Moreover, the long-term benefits of developing new financial products, such as the Insurance-linked Securities Grant Scheme, tax concessions for some insurance business and private equity funds, providing subsidies for open-ended fund companies to set up in or re-domicile in Hong Kong, as well as other timely initiatives, will go a long way towards laying the path for future growth.
As the tourism industry, which is one of Hong Kong’s pillar industries, has been frozen for the past year, we are glad to see the Government will inject significant support to promote the city’s attractions and revive the sector. This should align with the opening up of the border and also the relaxation of quarantine requirements when safe to do so, which we believe should be the key focus of the Government. The move to issue consumption vouchers to stimulate local spending will also help support the struggling tourism and retail sectors.
We support the Financial Secretary’s decision to continue and enhance the Distance Business Programme to offer funding support for enterprises to adopt information technology solutions and cover the expenses for providing relevant training to their employees. The extension of the STEM education subsidy to primary schools should also help nurture our future talent pool for Hong Kong to become the innovation and technology hub for the GBA.
To meet Hong Kong’s carbon reduction commitments and improve the overall air quality, we welcome the Government’s plan to introduce Hong Kong's first roadmap on the popularisation of electric vehicles, and updating our Clean Air Plan by mid-2021. Other green initiatives, including installing renewable energy systems, concessions for energy audits and injecting $1 billion into the Recycling Fund will all contribute to making Hong Kong a greener and more liveable city.

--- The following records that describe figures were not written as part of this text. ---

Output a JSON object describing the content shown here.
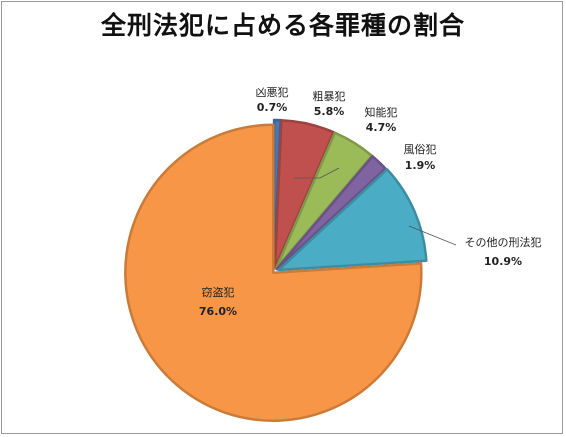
{
  "chart_data": {
    "type": "pie",
    "title": "全刑法犯に占める各罪種の割合",
    "slices": [
      {
        "label": "凶悪犯",
        "value": 0.7,
        "value_label": "0.7%",
        "color": "#4a77b4"
      },
      {
        "label": "粗暴犯",
        "value": 5.8,
        "value_label": "5.8%",
        "color": "#c0504d"
      },
      {
        "label": "知能犯",
        "value": 4.7,
        "value_label": "4.7%",
        "color": "#9bbb59"
      },
      {
        "label": "風俗犯",
        "value": 1.9,
        "value_label": "1.9%",
        "color": "#8064a2"
      },
      {
        "label": "その他の刑法犯",
        "value": 10.9,
        "value_label": "10.9%",
        "color": "#4bacc6"
      },
      {
        "label": "窃盗犯",
        "value": 76.0,
        "value_label": "76.0%",
        "color": "#f79646"
      }
    ],
    "start_angle": "12 o'clock, clockwise",
    "exploded": true,
    "legend": "none",
    "data_labels": "category name and percentage"
  }
}
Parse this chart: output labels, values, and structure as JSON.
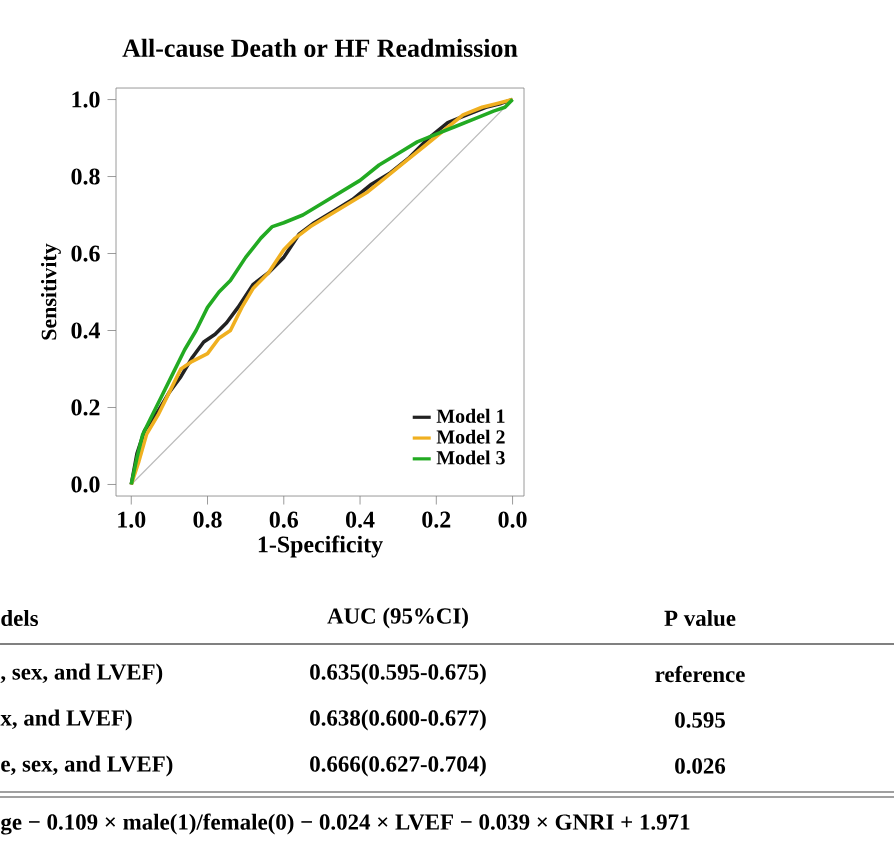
{
  "chart_data": {
    "type": "line",
    "title": "All-cause Death or HF Readmission",
    "xlabel": "1-Specificity",
    "ylabel": "Sensitivity",
    "xlim": [
      1.04,
      -0.03
    ],
    "ylim": [
      -0.03,
      1.03
    ],
    "xticks": [
      {
        "value": 1.0,
        "label": "1.0"
      },
      {
        "value": 0.8,
        "label": "0.8"
      },
      {
        "value": 0.6,
        "label": "0.6"
      },
      {
        "value": 0.4,
        "label": "0.4"
      },
      {
        "value": 0.2,
        "label": "0.2"
      },
      {
        "value": 0.0,
        "label": "0.0"
      }
    ],
    "yticks": [
      {
        "value": 0.0,
        "label": "0.0"
      },
      {
        "value": 0.2,
        "label": "0.2"
      },
      {
        "value": 0.4,
        "label": "0.4"
      },
      {
        "value": 0.6,
        "label": "0.6"
      },
      {
        "value": 0.8,
        "label": "0.8"
      },
      {
        "value": 1.0,
        "label": "1.0"
      }
    ],
    "grid": false,
    "legend": "bottom right",
    "marker": "none",
    "line_style": "solid",
    "series": [
      {
        "name": "Model 1",
        "color": "#222222",
        "x": [
          1,
          0.985,
          0.965,
          0.93,
          0.9,
          0.87,
          0.84,
          0.81,
          0.78,
          0.75,
          0.72,
          0.68,
          0.64,
          0.6,
          0.56,
          0.52,
          0.47,
          0.42,
          0.37,
          0.32,
          0.27,
          0.22,
          0.17,
          0.12,
          0.07,
          0.03,
          0
        ],
        "values": [
          0,
          0.08,
          0.14,
          0.19,
          0.24,
          0.28,
          0.33,
          0.37,
          0.39,
          0.42,
          0.46,
          0.52,
          0.55,
          0.59,
          0.65,
          0.68,
          0.71,
          0.74,
          0.78,
          0.81,
          0.85,
          0.9,
          0.94,
          0.96,
          0.98,
          0.99,
          1
        ]
      },
      {
        "name": "Model 2",
        "color": "#f0b020",
        "x": [
          1,
          0.98,
          0.96,
          0.93,
          0.9,
          0.87,
          0.84,
          0.8,
          0.77,
          0.74,
          0.71,
          0.68,
          0.64,
          0.6,
          0.57,
          0.53,
          0.48,
          0.43,
          0.38,
          0.33,
          0.28,
          0.23,
          0.18,
          0.13,
          0.08,
          0.04,
          0
        ],
        "values": [
          0,
          0.06,
          0.13,
          0.18,
          0.24,
          0.3,
          0.32,
          0.34,
          0.38,
          0.4,
          0.46,
          0.51,
          0.55,
          0.61,
          0.64,
          0.67,
          0.7,
          0.73,
          0.76,
          0.8,
          0.84,
          0.88,
          0.92,
          0.96,
          0.98,
          0.99,
          1
        ]
      },
      {
        "name": "Model 3",
        "color": "#22aa22",
        "x": [
          1,
          0.985,
          0.97,
          0.95,
          0.92,
          0.89,
          0.86,
          0.83,
          0.8,
          0.77,
          0.74,
          0.7,
          0.66,
          0.63,
          0.6,
          0.55,
          0.5,
          0.45,
          0.4,
          0.35,
          0.3,
          0.25,
          0.2,
          0.15,
          0.1,
          0.05,
          0.02,
          0
        ],
        "values": [
          0,
          0.07,
          0.13,
          0.17,
          0.23,
          0.29,
          0.35,
          0.4,
          0.46,
          0.5,
          0.53,
          0.59,
          0.64,
          0.67,
          0.68,
          0.7,
          0.73,
          0.76,
          0.79,
          0.83,
          0.86,
          0.89,
          0.91,
          0.93,
          0.95,
          0.97,
          0.98,
          1
        ]
      },
      {
        "color": "#bbbbbb",
        "x": [
          1,
          0
        ],
        "values": [
          0,
          1
        ]
      }
    ],
    "annotations": [
      "dels",
      "AUC (95%CI)",
      "P value",
      ", sex, and LVEF)",
      "0.635(0.595-0.675)",
      "reference",
      "x, and LVEF)",
      "0.638(0.600-0.677)",
      "0.595",
      "e, sex, and LVEF)",
      "0.666(0.627-0.704)",
      "0.026",
      "ge − 0.109 × male(1)/female(0) − 0.024 × LVEF − 0.039 × GNRI + 1.971"
    ]
  }
}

“Despite a very challenging year for Hong Kong, we are pleased to see that the Financial Secretary has responded to the immediate needs of businesses and citizens, while also keeping an eye on longer-term planning for Hong Kong,” said Wong. “We hope these Budget measures, combined with the gradual roll-out of the vaccination programme, will help position the territory for accelerated growth as the global recovery gains momentum.”